REPRESENTANTE: MERCIDIEU ATHENIS
E M E N T A
CONSTITUCIONAL. ADMINISTRATIVO. APELAÇÃO. AÇÃO ANULATÓRIA. ATO ADMINISTRATIVO. FILHO MENOR DE IDADE DE ESTRANGEIROS REGULARES NO PAÍS. PREENCHIMENTO DOS REQUISITOS PARA AUTORIZAÇÃO DE RESIDÊNCIA. NULIDADE DA MULTA. PRELIMINARES REJEITADAS. RECURSO DESPROVIDO.
- Afastada a alegação de nulidade da sentença em razão da existência de ação coletiva anterior que discute tema semelhante ao tratado nesta ação individual. O Superior Tribunal de Justiça já pacificou a questão, ao decidir que inexiste litispendência entre ação individual e ação coletiva, assim como não é oponível a coisa julgada formada na demanda coletiva para quem litiga individualmente e não desistiu da sua ação. Ademais, não há qualquer notícia de que o autor desta ação tenha intervindo na ação coletiva.
- Invoca a UNIÃO que o artigo 1.059 do CPC veda a concessão de medida liminar ou tutela de urgência que esgote todo o objeto da ação, quando a parte ré é a fazenda pública, motivo pelo qual pede a revogação da cautelar concedida neste feito. A questão, no entanto, está prejudicada em razão do enfrentamento do mérito recursal.

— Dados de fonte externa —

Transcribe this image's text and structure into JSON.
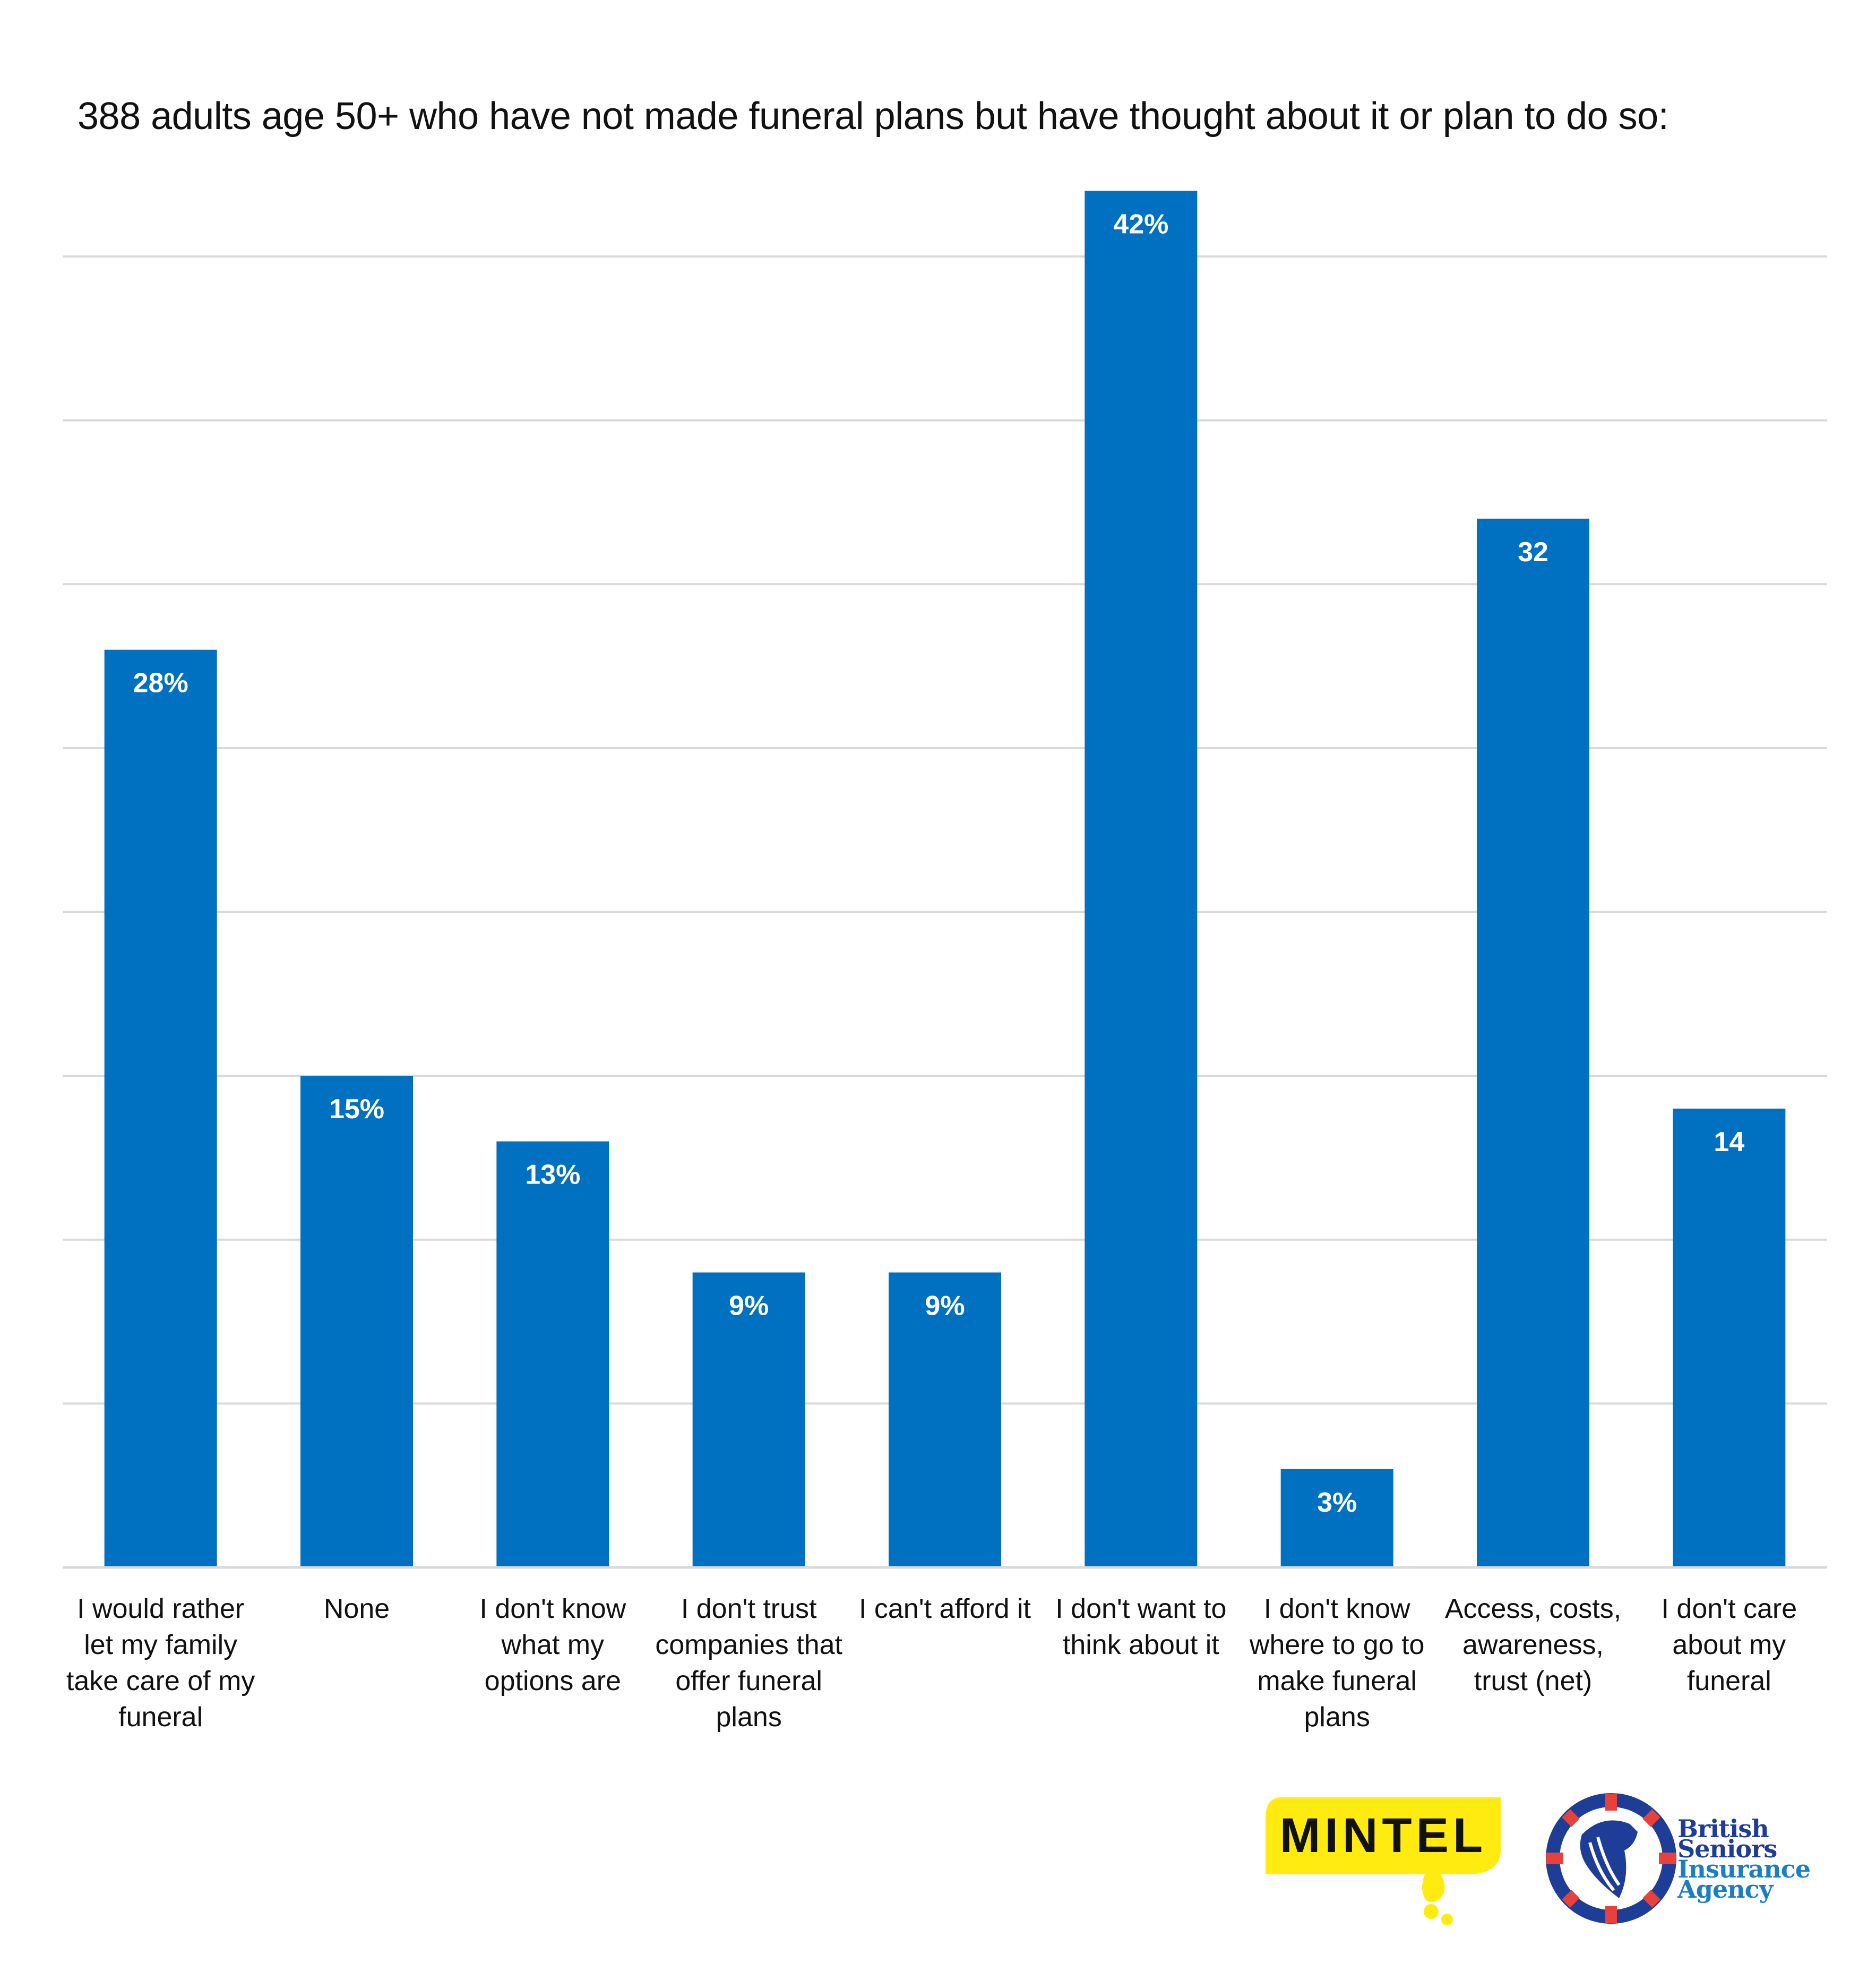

- A Constituição Federal consagra a cidadania e a dignidade da pessoa humana como fundamentos do Estado Democrático de Direito, que constitui a República Federativa do Brasil. Daí decorre que o Estado tem também a finalidade de promover o bem-estar de todos, reduzir as desigualdades sociais, proteger a família, afastar qualquer situação de tratamento desumano e prestar assistência social aos necessitados
- O apelado é menor de idade, dependente de seus genitores, que se encontram em situação regular no Brasil, o que o coloca como beneficiário da autorização de residência para fins de reunião familiar. Ainda que não se tenha cumprido a formalidade do registro de estrangeiro dentro do prazo estabelecido na lei (hoje artigo 109, inciso III, da Lei nº 13.445/2017, que substitui os revogados artigos 125, inciso III, e 30, ambos da Lei nº 6.815/80, que serviram de fundamento para a imposição da multa na vigência da legislação anterior), não se pode deixar de anotar que o autor da ação tem direito a permanecer no país. Não é minimamente razoável impedir a regularização da situação migratória do filho de estrangeiros, principalmente quando este ainda é incapaz, sem que seja paga uma multa que se mostra excessiva diante da situação de hipossuficiência econômica da família. A não regularização da situação migratória impede a obtenção da documentação necessária para o exercício da cidadania. Nessa situação, a multa e a cobrança de taxas como condição para regularizar a permanência em território nacional, em valores que a família não tem condições de arcar sem afetar a própria subsistência, afronta o princípio da dignidade da pessoa humana. Dadas a circunstâncias do caso concreto, deve-se prestigiar a boa-fé do requerente, de forma a se afastar a sanção imposta, com o reconhecimento da nulidade do auto de infração lavrado.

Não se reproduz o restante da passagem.